モーニング娘。'18の舞台『ファラオの墓~蛇王・スネフェル~』が昨日ついに千秋楽を迎えましたね。

 

 

 

お疲れ様でした。

毎年、単独ツアーと同じかそれ以上に楽しみにしている娘。の舞台、今年も堪能させていただきました。

 

 

まさかの再演(実際は半分くらい別物でしたが)ということで最初は戸惑いましたけど、蓋を開けたらまぁ素晴らしいこと。

 

 

脚本や演出のブラッシュアップはもちろん、みんなの芝居も去年を超えてきたからこその評価だと思います。

 

 

 

 

と、まとめる前に、全公演終了したということでネタバレ全開の感想をもう少し書きたいのでお付き合いください。
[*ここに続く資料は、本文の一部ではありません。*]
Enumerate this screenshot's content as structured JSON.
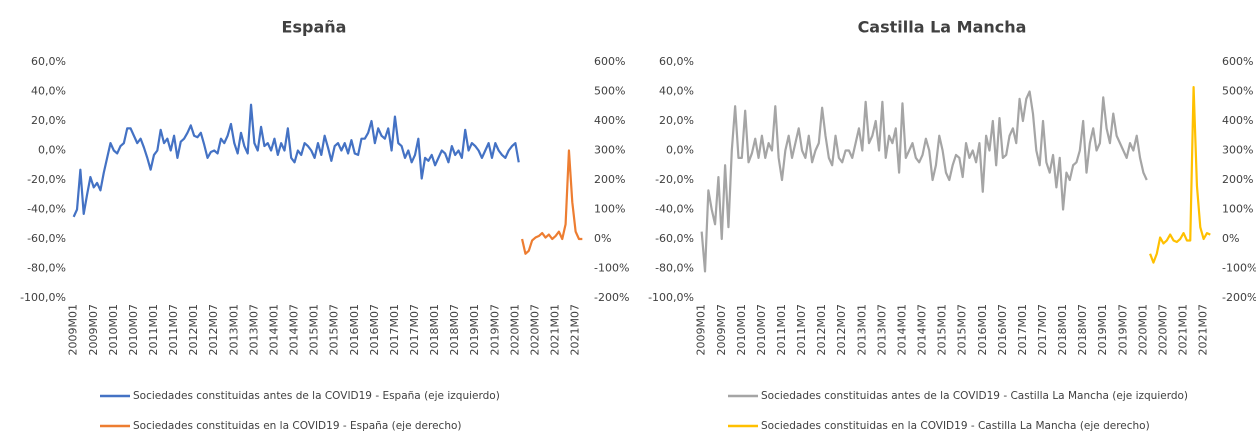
{
  "chart_data": [
    {
      "type": "line",
      "title": "España",
      "categories": [
        "2009M01",
        null,
        null,
        null,
        null,
        null,
        "2009M07",
        null,
        null,
        null,
        null,
        null,
        "2010M01",
        null,
        null,
        null,
        null,
        null,
        "2010M07",
        null,
        null,
        null,
        null,
        null,
        "2011M01",
        null,
        null,
        null,
        null,
        null,
        "2011M07",
        null,
        null,
        null,
        null,
        null,
        "2012M01",
        null,
        null,
        null,
        null,
        null,
        "2012M07",
        null,
        null,
        null,
        null,
        null,
        "2013M01",
        null,
        null,
        null,
        null,
        null,
        "2013M07",
        null,
        null,
        null,
        null,
        null,
        "2014M01",
        null,
        null,
        null,
        null,
        null,
        "2014M07",
        null,
        null,
        null,
        null,
        null,
        "2015M01",
        null,
        null,
        null,
        null,
        null,
        "2015M07",
        null,
        null,
        null,
        null,
        null,
        "2016M01",
        null,
        null,
        null,
        null,
        null,
        "2016M07",
        null,
        null,
        null,
        null,
        null,
        "2017M01",
        null,
        null,
        null,
        null,
        null,
        "2017M07",
        null,
        null,
        null,
        null,
        null,
        "2018M01",
        null,
        null,
        null,
        null,
        null,
        "2018M07",
        null,
        null,
        null,
        null,
        null,
        "2019M01",
        null,
        null,
        null,
        null,
        null,
        "2019M07",
        null,
        null,
        null,
        null,
        null,
        "2020M01",
        null,
        null,
        null,
        null,
        null,
        "2020M07",
        null,
        null,
        null,
        null,
        null,
        "2021M01",
        null,
        null,
        null,
        null,
        null,
        "2021M07",
        null,
        null
      ],
      "series": [
        {
          "name": "Sociedades constituidas antes de la COVID19 - España (eje izquierdo)",
          "color": "#4472c4",
          "axis": "y",
          "values": [
            -45,
            -40,
            -13,
            -43,
            -30,
            -18,
            -25,
            -22,
            -27,
            -15,
            -5,
            5,
            0,
            -2,
            3,
            5,
            15,
            15,
            10,
            5,
            8,
            2,
            -5,
            -13,
            -3,
            0,
            14,
            5,
            8,
            0,
            10,
            -5,
            6,
            8,
            12,
            17,
            10,
            9,
            12,
            4,
            -5,
            -1,
            0,
            -2,
            8,
            5,
            10,
            18,
            5,
            -2,
            12,
            3,
            -2,
            31,
            5,
            0,
            16,
            3,
            5,
            0,
            8,
            -3,
            5,
            0,
            15,
            -5,
            -8,
            0,
            -3,
            5,
            3,
            0,
            -5,
            5,
            -3,
            10,
            2,
            -7,
            3,
            5,
            0,
            5,
            -2,
            7,
            -2,
            -3,
            8,
            8,
            12,
            20,
            5,
            15,
            10,
            8,
            15,
            0,
            23,
            5,
            3,
            -5,
            0,
            -8,
            -3,
            8,
            -19,
            -5,
            -7,
            -3,
            -10,
            -5,
            0,
            -2,
            -8,
            3,
            -3,
            0,
            -5,
            14,
            0,
            5,
            3,
            0,
            -5,
            0,
            5,
            -5,
            5,
            0,
            -3,
            -5,
            0,
            3,
            5,
            -8,
            null,
            null,
            null,
            null,
            null,
            null,
            null,
            null,
            null,
            null,
            null,
            null,
            null,
            null,
            null,
            null,
            null,
            null,
            null
          ]
        },
        {
          "name": "Sociedades constituidas en la COVID19 - España (eje derecho)",
          "color": "#ed7d31",
          "axis": "y2",
          "values": [
            null,
            null,
            null,
            null,
            null,
            null,
            null,
            null,
            null,
            null,
            null,
            null,
            null,
            null,
            null,
            null,
            null,
            null,
            null,
            null,
            null,
            null,
            null,
            null,
            null,
            null,
            null,
            null,
            null,
            null,
            null,
            null,
            null,
            null,
            null,
            null,
            null,
            null,
            null,
            null,
            null,
            null,
            null,
            null,
            null,
            null,
            null,
            null,
            null,
            null,
            null,
            null,
            null,
            null,
            null,
            null,
            null,
            null,
            null,
            null,
            null,
            null,
            null,
            null,
            null,
            null,
            null,
            null,
            null,
            null,
            null,
            null,
            null,
            null,
            null,
            null,
            null,
            null,
            null,
            null,
            null,
            null,
            null,
            null,
            null,
            null,
            null,
            null,
            null,
            null,
            null,
            null,
            null,
            null,
            null,
            null,
            null,
            null,
            null,
            null,
            null,
            null,
            null,
            null,
            null,
            null,
            null,
            null,
            null,
            null,
            null,
            null,
            null,
            null,
            null,
            null,
            null,
            null,
            null,
            null,
            null,
            null,
            null,
            null,
            null,
            null,
            null,
            null,
            null,
            null,
            null,
            null,
            null,
            null,
            0,
            -50,
            -40,
            -5,
            5,
            10,
            20,
            5,
            15,
            0,
            10,
            25,
            0,
            50,
            300,
            125,
            25,
            0,
            0
          ]
        }
      ],
      "ylim": [
        -100,
        60
      ],
      "yticks": [
        {
          "value": -100,
          "label": "-100,0%"
        },
        {
          "value": -80,
          "label": "-80,0%"
        },
        {
          "value": -60,
          "label": "-60,0%"
        },
        {
          "value": -40,
          "label": "-40,0%"
        },
        {
          "value": -20,
          "label": "-20,0%"
        },
        {
          "value": 0,
          "label": "0,0%"
        },
        {
          "value": 20,
          "label": "20,0%"
        },
        {
          "value": 40,
          "label": "40,0%"
        },
        {
          "value": 60,
          "label": "60,0%"
        }
      ],
      "y2lim": [
        -200,
        600
      ],
      "y2ticks": [
        {
          "value": -200,
          "label": "-200%"
        },
        {
          "value": -100,
          "label": "-100%"
        },
        {
          "value": 0,
          "label": "0%"
        },
        {
          "value": 100,
          "label": "100%"
        },
        {
          "value": 200,
          "label": "200%"
        },
        {
          "value": 300,
          "label": "300%"
        },
        {
          "value": 400,
          "label": "400%"
        },
        {
          "value": 500,
          "label": "500%"
        },
        {
          "value": 600,
          "label": "600%"
        }
      ],
      "grid": false
    },
    {
      "type": "line",
      "title": "Castilla La Mancha",
      "categories": [
        "2009M01",
        null,
        null,
        null,
        null,
        null,
        "2009M07",
        null,
        null,
        null,
        null,
        null,
        "2010M01",
        null,
        null,
        null,
        null,
        null,
        "2010M07",
        null,
        null,
        null,
        null,
        null,
        "2011M01",
        null,
        null,
        null,
        null,
        null,
        "2011M07",
        null,
        null,
        null,
        null,
        null,
        "2012M01",
        null,
        null,
        null,
        null,
        null,
        "2012M07",
        null,
        null,
        null,
        null,
        null,
        "2013M01",
        null,
        null,
        null,
        null,
        null,
        "2013M07",
        null,
        null,
        null,
        null,
        null,
        "2014M01",
        null,
        null,
        null,
        null,
        null,
        "2014M07",
        null,
        null,
        null,
        null,
        null,
        "2015M01",
        null,
        null,
        null,
        null,
        null,
        "2015M07",
        null,
        null,
        null,
        null,
        null,
        "2016M01",
        null,
        null,
        null,
        null,
        null,
        "2016M07",
        null,
        null,
        null,
        null,
        null,
        "2017M01",
        null,
        null,
        null,
        null,
        null,
        "2017M07",
        null,
        null,
        null,
        null,
        null,
        "2018M01",
        null,
        null,
        null,
        null,
        null,
        "2018M07",
        null,
        null,
        null,
        null,
        null,
        "2019M01",
        null,
        null,
        null,
        null,
        null,
        "2019M07",
        null,
        null,
        null,
        null,
        null,
        "2020M01",
        null,
        null,
        null,
        null,
        null,
        "2020M07",
        null,
        null,
        null,
        null,
        null,
        "2021M01",
        null,
        null,
        null,
        null,
        null,
        "2021M07",
        null,
        null
      ],
      "series": [
        {
          "name": "Sociedades constituidas antes de la COVID19 - Castilla La Mancha (eje izquierdo)",
          "color": "#a5a5a5",
          "axis": "y",
          "values": [
            -55,
            -82,
            -27,
            -40,
            -50,
            -18,
            -60,
            -10,
            -52,
            0,
            30,
            -5,
            -5,
            27,
            -8,
            -2,
            8,
            -5,
            10,
            -5,
            5,
            0,
            30,
            -5,
            -20,
            0,
            10,
            -5,
            5,
            15,
            0,
            -5,
            10,
            -8,
            0,
            5,
            29,
            10,
            -5,
            -10,
            10,
            -5,
            -8,
            0,
            0,
            -5,
            5,
            15,
            0,
            33,
            5,
            10,
            20,
            0,
            33,
            -5,
            10,
            5,
            15,
            -15,
            32,
            -5,
            0,
            5,
            -5,
            -8,
            -3,
            8,
            0,
            -20,
            -10,
            10,
            0,
            -15,
            -20,
            -10,
            -3,
            -5,
            -18,
            5,
            -5,
            0,
            -8,
            5,
            -28,
            10,
            0,
            20,
            -10,
            22,
            -5,
            -3,
            10,
            15,
            5,
            35,
            20,
            35,
            40,
            25,
            0,
            -10,
            20,
            -8,
            -15,
            -3,
            -25,
            -5,
            -40,
            -15,
            -20,
            -10,
            -8,
            0,
            20,
            -15,
            5,
            15,
            0,
            5,
            36,
            15,
            5,
            25,
            10,
            5,
            0,
            -5,
            5,
            0,
            10,
            -5,
            -15,
            -20,
            null,
            null,
            null,
            null,
            null,
            null,
            null,
            null,
            null,
            null,
            null,
            null,
            null,
            null,
            null,
            null,
            null,
            null,
            null
          ]
        },
        {
          "name": "Sociedades constituidas en la COVID19 - Castilla La Mancha (eje derecho)",
          "color": "#ffc000",
          "axis": "y2",
          "values": [
            null,
            null,
            null,
            null,
            null,
            null,
            null,
            null,
            null,
            null,
            null,
            null,
            null,
            null,
            null,
            null,
            null,
            null,
            null,
            null,
            null,
            null,
            null,
            null,
            null,
            null,
            null,
            null,
            null,
            null,
            null,
            null,
            null,
            null,
            null,
            null,
            null,
            null,
            null,
            null,
            null,
            null,
            null,
            null,
            null,
            null,
            null,
            null,
            null,
            null,
            null,
            null,
            null,
            null,
            null,
            null,
            null,
            null,
            null,
            null,
            null,
            null,
            null,
            null,
            null,
            null,
            null,
            null,
            null,
            null,
            null,
            null,
            null,
            null,
            null,
            null,
            null,
            null,
            null,
            null,
            null,
            null,
            null,
            null,
            null,
            null,
            null,
            null,
            null,
            null,
            null,
            null,
            null,
            null,
            null,
            null,
            null,
            null,
            null,
            null,
            null,
            null,
            null,
            null,
            null,
            null,
            null,
            null,
            null,
            null,
            null,
            null,
            null,
            null,
            null,
            null,
            null,
            null,
            null,
            null,
            null,
            null,
            null,
            null,
            null,
            null,
            null,
            null,
            null,
            null,
            null,
            null,
            null,
            null,
            -50,
            -80,
            -50,
            5,
            -15,
            -5,
            15,
            -5,
            -10,
            0,
            20,
            -5,
            -5,
            515,
            180,
            40,
            0,
            20,
            15
          ]
        }
      ],
      "ylim": [
        -100,
        60
      ],
      "yticks": [
        {
          "value": -100,
          "label": "-100,0%"
        },
        {
          "value": -80,
          "label": "-80,0%"
        },
        {
          "value": -60,
          "label": "-60,0%"
        },
        {
          "value": -40,
          "label": "-40,0%"
        },
        {
          "value": -20,
          "label": "-20,0%"
        },
        {
          "value": 0,
          "label": "0,0%"
        },
        {
          "value": 20,
          "label": "20,0%"
        },
        {
          "value": 40,
          "label": "40,0%"
        },
        {
          "value": 60,
          "label": "60,0%"
        }
      ],
      "y2lim": [
        -200,
        600
      ],
      "y2ticks": [
        {
          "value": -200,
          "label": "-200%"
        },
        {
          "value": -100,
          "label": "-100%"
        },
        {
          "value": 0,
          "label": "0%"
        },
        {
          "value": 100,
          "label": "100%"
        },
        {
          "value": 200,
          "label": "200%"
        },
        {
          "value": 300,
          "label": "300%"
        },
        {
          "value": 400,
          "label": "400%"
        },
        {
          "value": 500,
          "label": "500%"
        },
        {
          "value": 600,
          "label": "600%"
        }
      ],
      "grid": false
    }
  ]
}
例によって長いですが、このタイミングを逃すと書きどころを失うので書いちゃう。

(明日からは武道館2Daysモードになるでしょみんな)

 

 

そういうのいいからまとめた話を!という方や、DVD出るまで細かい内容知りたくないぜ!という方はバーッと下のほうまでスクロールしてください。

 

 

 

 

 

 

 

 

 

さっきも言いましたが、まず脚本と演出が良い。

あくまで「前作と比べて」ではありますが、ひとつの作品としても悪くない出来だったのではないでしょうか。
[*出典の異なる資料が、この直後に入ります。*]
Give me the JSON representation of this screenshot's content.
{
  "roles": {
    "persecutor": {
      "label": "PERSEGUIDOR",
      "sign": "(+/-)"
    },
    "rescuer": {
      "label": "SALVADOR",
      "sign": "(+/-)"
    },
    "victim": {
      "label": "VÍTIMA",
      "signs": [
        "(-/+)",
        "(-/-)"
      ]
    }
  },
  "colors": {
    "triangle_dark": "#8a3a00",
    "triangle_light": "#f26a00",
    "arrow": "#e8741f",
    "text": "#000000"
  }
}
と慎重な物言いをしてみましたが、個人的にはおもしろかったです。はい。

ちなみにわたくし、原作は未読。

 

 

 

やはり主人公1人(スネフェル)に焦点を絞ったのが正解でした。

サリオキスも立派な主人公ではありますが、キャラクターとして奥行きがあるのはおそらくスネフェルのほう。

あれだけ屈折しているといろいろ描きやすいんでしょうね。ピカレスク的な魅力というか、アンパンマンよりバイキンマンに肩入れしたくなるあの感情。(という例えは微妙に合ってない気もする)

 

 

今回はなんといってもスネフェルの母親であるメリエト皇太后の存在が大きかったと思います。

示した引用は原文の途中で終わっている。